Des milliards d'euros de recettes fiscales et sociales supplémentaires

Les arguments en faveur d'un salaire minimum à 8,50 euros sont moins nombreux. Paradoxalement, le salaire minimum à 8,50 euros a trouvé un défenseur en l'OCDE. La très libérale organisation des pays développés estime que ce niveau serait "très raisonnable". Les avantages en termes de pouvoir d'achat et de recettes fiscales et sociales sont les plus évidents.
Un salaire minimum légal de 8,50 euros rapporterait environ 800 millions d'euros de recettes fiscales supplémentaires et près de 1,7 milliard de recettes sociales, selon les calculs de l'IAB. Cela permettrait en outre d'économiser un milliard sur le programme d'aide aux plus démunis Hartz IV. Une étude d'avril 2011 de la fondation Friedrich Ebert, proche du SPD, avance des chiffres encore plus positifs : une hausse du revenu des ménages de 14,5 milliards d'euros, des recettes fiscales et sociales de 5,4 milliards et 1,7 milliard d'économies pour l'Etat de transferts sociaux.

Par ailleurs, les études empiriques réalisées dans les pays où un salaire minimum a été introduit n'ont montré aucun effet négatif, en tout cas en Grande-Bretagne et aux Etats-Unis. Même les instituts de conjoncture allemands, opposés au salaire minimum, n'ont constaté aucune conséquence négative grave pour les 4 millions d'actifs des 13 branches ou métiers dans lesquels un salaire minimum plancher a déjà été instauré (construction, intérim, peinture, toiture, soins, etc.).

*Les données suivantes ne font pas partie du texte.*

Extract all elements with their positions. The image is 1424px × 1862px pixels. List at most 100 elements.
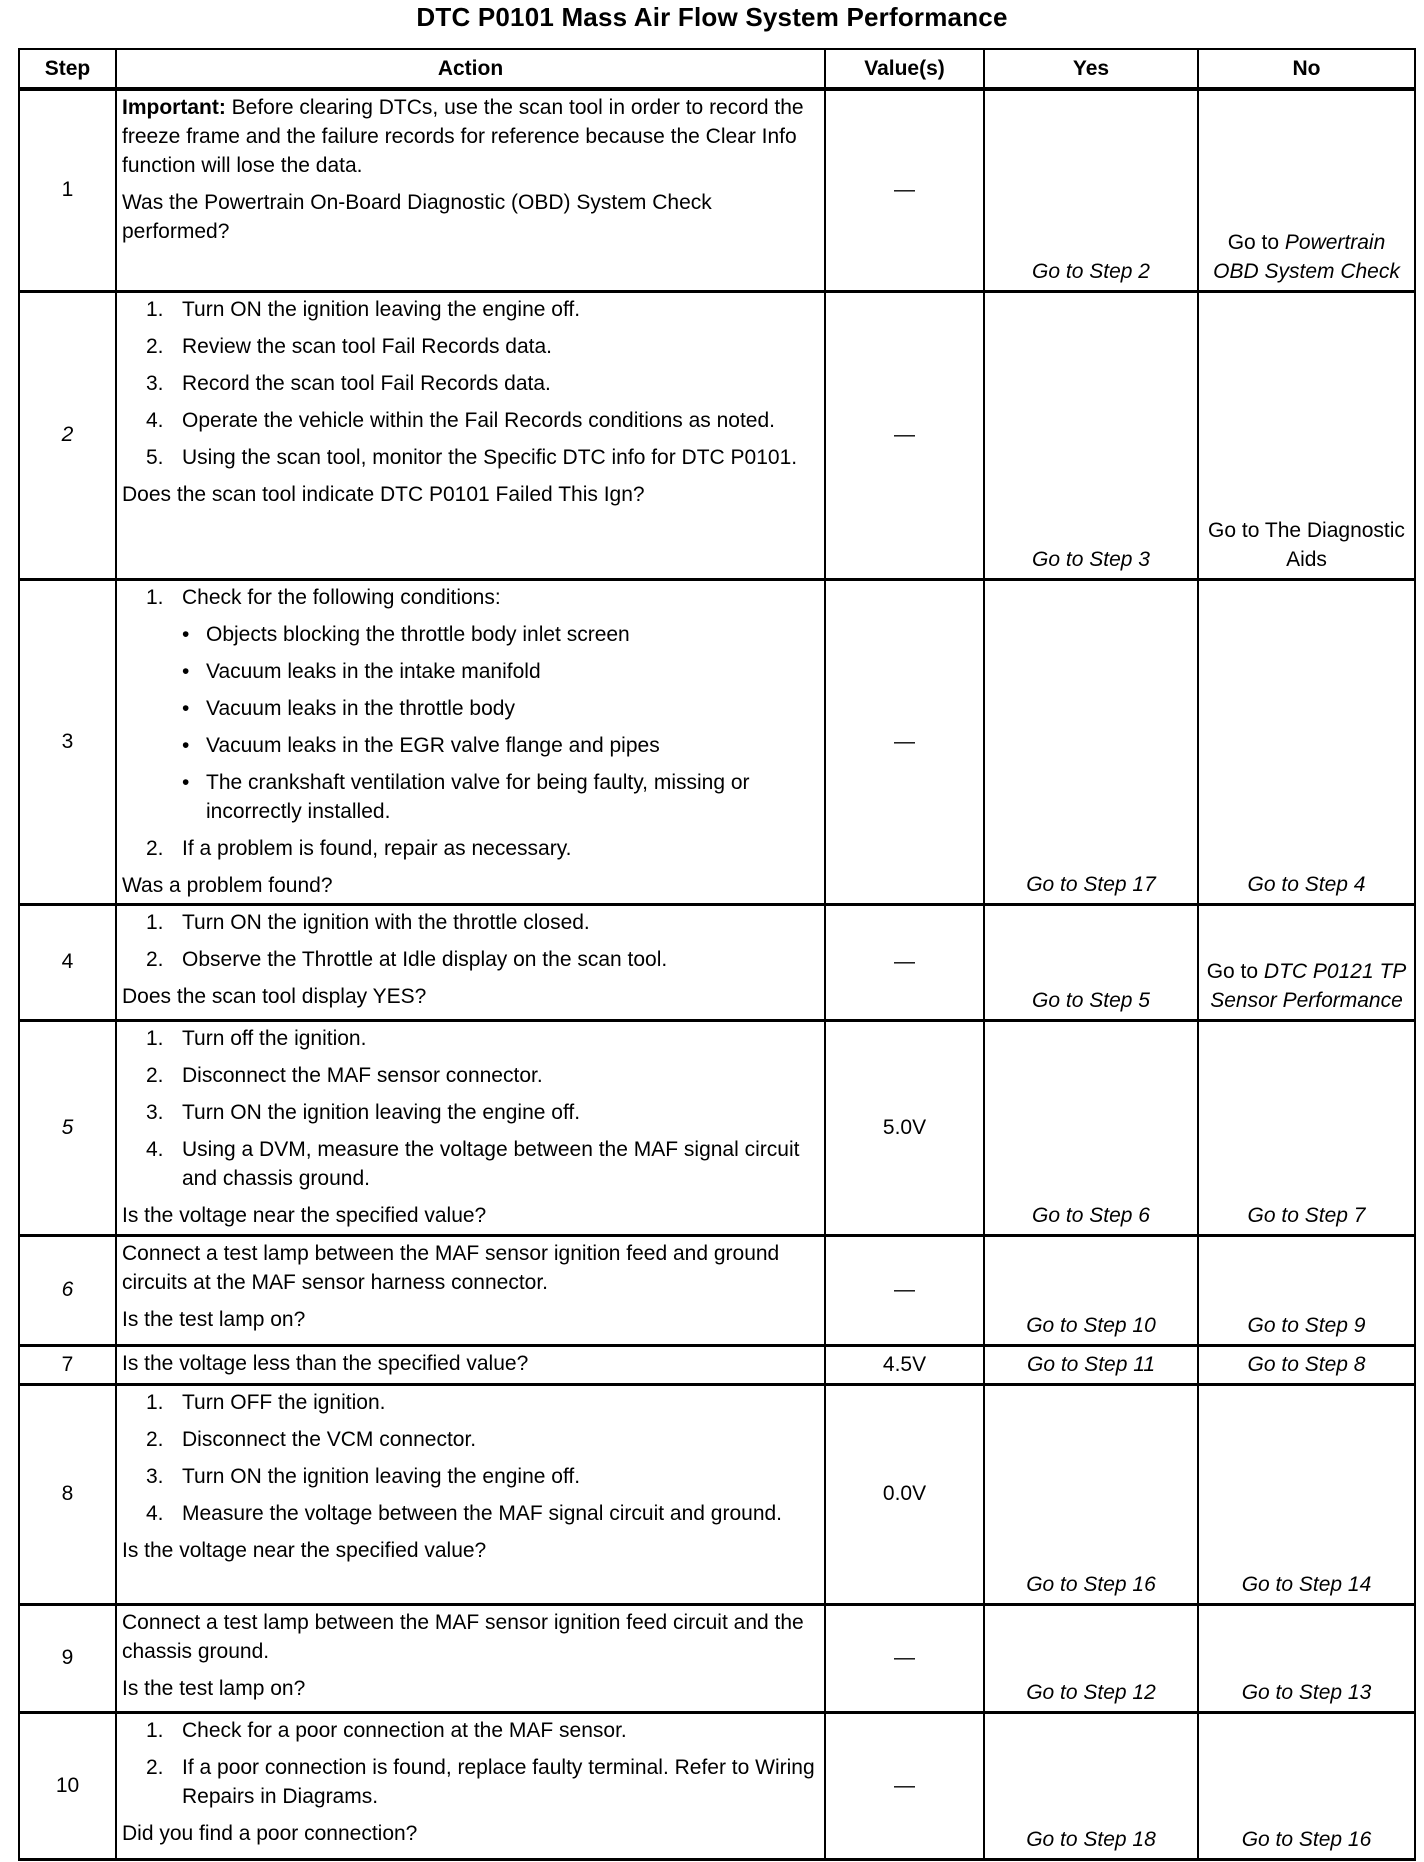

Au-delà du rapport de force entre le SPD et la CDU, un argument a probablement joué en faveur de l'introduction d'un salaire minimum légal: une très large majorité (83%) des Allemands y est favorable, selon un sondage paru le 18 octobre. Une revendication à laquelle Angela Merkel n'est pas restée insensible. "Sa force, c'est sa capacité de comprendre les mouvements majoritaires de la société allemande et d'y adapter sa politique, au risque de sortir des schémas de pensée considérés comme démocrates-chrétiens", confiait récemment à L'Express le journaliste allemand Ralph Bollmann.